Pasaron los años. De adolescente, si bien continué admirando en secreto ese Zorro perfecto, y soñándolo como modelo personal, no quedaba muy de “grande” profesar ese culto. No se podía andar por ahí con una camiseta o un pin del zorro, hubiese sido el blanco de las burlas generalizadas de todos mis congéneres. Sin embargo, la semilla del heroísmo estaba sembrada en mí como, supongo, en tantos otros chicos de mi edad. Entonces iniciamos la verdadera búsqueda de los héroes, porque al final la épica es también un reflejo de lo que nos pasa. En la vida real hubo muchos héroes, algunos anónimos, otros famosos, incluso a su pesar.
Últimamente he pensado mucho en el Che Guevara. Fue un héroe y quizás uno de los principales modelos para mi generación. Al igual que Superman, Spiderman, El Zorro y Nippur de Lagash, no tuvo un momento descanso ni sosiego mientras sintió que había viva una injusticia contra la que pelear. Sólo que él y tantos otros se jugaban la vida debajo de una piel de verdad, y no de una capa negra bajo los focos de un plató.
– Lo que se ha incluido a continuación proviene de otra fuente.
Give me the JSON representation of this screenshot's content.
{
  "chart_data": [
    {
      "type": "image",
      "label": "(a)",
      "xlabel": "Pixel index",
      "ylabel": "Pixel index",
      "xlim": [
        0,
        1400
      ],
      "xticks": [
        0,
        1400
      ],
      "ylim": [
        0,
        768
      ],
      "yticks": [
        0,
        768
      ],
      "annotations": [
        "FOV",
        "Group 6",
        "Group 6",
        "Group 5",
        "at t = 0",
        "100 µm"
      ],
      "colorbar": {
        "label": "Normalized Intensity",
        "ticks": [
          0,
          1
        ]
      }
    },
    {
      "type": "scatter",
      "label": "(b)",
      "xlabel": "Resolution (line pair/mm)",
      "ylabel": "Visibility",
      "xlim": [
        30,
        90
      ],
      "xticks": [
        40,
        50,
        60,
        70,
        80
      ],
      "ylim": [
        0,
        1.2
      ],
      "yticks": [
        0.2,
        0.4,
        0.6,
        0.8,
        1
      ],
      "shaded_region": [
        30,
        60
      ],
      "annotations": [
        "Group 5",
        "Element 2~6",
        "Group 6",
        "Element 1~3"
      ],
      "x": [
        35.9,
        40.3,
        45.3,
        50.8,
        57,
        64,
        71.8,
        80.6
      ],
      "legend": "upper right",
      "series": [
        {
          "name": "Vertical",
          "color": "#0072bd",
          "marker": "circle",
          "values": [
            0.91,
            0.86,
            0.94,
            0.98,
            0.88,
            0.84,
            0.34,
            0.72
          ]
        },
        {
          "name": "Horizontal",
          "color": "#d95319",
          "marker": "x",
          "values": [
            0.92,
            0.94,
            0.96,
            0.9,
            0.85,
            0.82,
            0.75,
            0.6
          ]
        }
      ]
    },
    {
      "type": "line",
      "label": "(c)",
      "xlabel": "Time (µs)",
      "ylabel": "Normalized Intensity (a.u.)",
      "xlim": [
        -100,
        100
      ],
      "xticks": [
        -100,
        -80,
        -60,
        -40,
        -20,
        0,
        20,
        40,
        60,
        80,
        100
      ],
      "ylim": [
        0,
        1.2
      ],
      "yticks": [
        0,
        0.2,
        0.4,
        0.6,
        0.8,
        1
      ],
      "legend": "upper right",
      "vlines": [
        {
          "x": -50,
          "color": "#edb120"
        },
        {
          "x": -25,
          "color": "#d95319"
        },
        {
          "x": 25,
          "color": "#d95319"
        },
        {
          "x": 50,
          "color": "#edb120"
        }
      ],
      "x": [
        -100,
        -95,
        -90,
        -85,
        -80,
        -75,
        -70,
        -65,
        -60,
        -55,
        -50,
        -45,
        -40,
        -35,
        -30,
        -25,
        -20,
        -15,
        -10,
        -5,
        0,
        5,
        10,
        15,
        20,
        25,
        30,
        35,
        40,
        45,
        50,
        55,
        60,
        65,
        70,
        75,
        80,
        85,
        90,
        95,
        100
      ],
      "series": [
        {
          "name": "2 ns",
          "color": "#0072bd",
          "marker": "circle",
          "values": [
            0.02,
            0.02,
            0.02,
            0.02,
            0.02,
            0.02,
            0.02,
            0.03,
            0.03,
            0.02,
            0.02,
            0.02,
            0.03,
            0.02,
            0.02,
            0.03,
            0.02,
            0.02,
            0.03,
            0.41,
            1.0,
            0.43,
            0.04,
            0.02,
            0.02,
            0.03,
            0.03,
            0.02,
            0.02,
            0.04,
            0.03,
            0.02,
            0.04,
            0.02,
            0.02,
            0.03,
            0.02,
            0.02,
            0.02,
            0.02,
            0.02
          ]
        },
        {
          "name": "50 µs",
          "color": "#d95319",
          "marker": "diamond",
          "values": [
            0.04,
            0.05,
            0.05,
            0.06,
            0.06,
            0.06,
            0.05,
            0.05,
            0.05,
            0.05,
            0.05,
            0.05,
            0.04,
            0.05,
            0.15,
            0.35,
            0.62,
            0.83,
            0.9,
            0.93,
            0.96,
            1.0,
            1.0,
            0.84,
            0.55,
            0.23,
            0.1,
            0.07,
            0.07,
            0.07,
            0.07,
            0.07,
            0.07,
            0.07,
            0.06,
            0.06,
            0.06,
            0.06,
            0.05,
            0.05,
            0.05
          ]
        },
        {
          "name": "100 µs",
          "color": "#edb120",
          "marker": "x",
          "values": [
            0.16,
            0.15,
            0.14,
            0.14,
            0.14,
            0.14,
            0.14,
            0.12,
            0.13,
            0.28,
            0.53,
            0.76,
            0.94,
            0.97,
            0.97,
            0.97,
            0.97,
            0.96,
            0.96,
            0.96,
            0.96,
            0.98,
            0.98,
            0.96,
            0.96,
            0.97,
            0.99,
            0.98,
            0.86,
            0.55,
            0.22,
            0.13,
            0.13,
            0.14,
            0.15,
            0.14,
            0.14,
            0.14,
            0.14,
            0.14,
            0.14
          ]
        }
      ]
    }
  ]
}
Lo cito solamente a él porque, sin negar una incontable cantidad de héroes del siglo XX, lo considero ejemplo más que suficiente y me aterra, solamente unas pocas décadas después, ver que le han hecho lo mismo que al Zorro. La codicia de Hollywood y la industria textil han prostituido y comercializado su imagen sin tregua, hasta transformarla en una caricatura de sí mismo parecida al Zorro de Banderas. Somos una generación derrotada, nos han vendido nuestros propios héroes envueltos en plástico de colores junto a un cono de Pop-Corn, y los hemos comprado. Nosotros lo hemos permitido.
Ahora tengo hijos, y sufro viendo los modelos que les proporcionamos los mismos adultos que hace veinte años creíamos en los héroes de verdad. El sistema está tan establecido que el FMI se puede permitir poner al Che Guevara como ejemplo para los mortales aplastados en que nos hemos convertido. Por eso cuando intento darles a mis hijos héroes que imitar, no puedo evitar rescatar la épica de cuando yo era niño.
Desde que el mundo es mundo, desde que los hombres peleamos en guerras, defendemos ideas y atacamos a los que creemos que están equivocados, – sin entrar a valorar quién tenía razón en cada caso, ni si la guerra era o no el mejor camino a seguir – desde el principio de todo, hemos tenido héroes de carne y hueso, personas que sangraban y sufrían, pero a pesar de eso asumían una responsabilidad, empuñaban una espada, un fusil o una máquina de escribir o una guitarra, y lideraban la rebelión de los oprimidos. Los oprimidos aún existen, pero por primera vez en más de diez mil años, los héroes parecen estar descansando, mirando para otro lado aunque la tormenta arrecia. Hace algunos meses me dediqué a ver con mis hijos la serie completa de El Zorro de Guy Williams, y al ver sus ojitos brillando de admiración, y los juegos posteriores que transformaban cualquier cosa medianamente rígida en una espada, no pude evitar preguntarme si no será que nos estamos volviendo demasiado egoístas.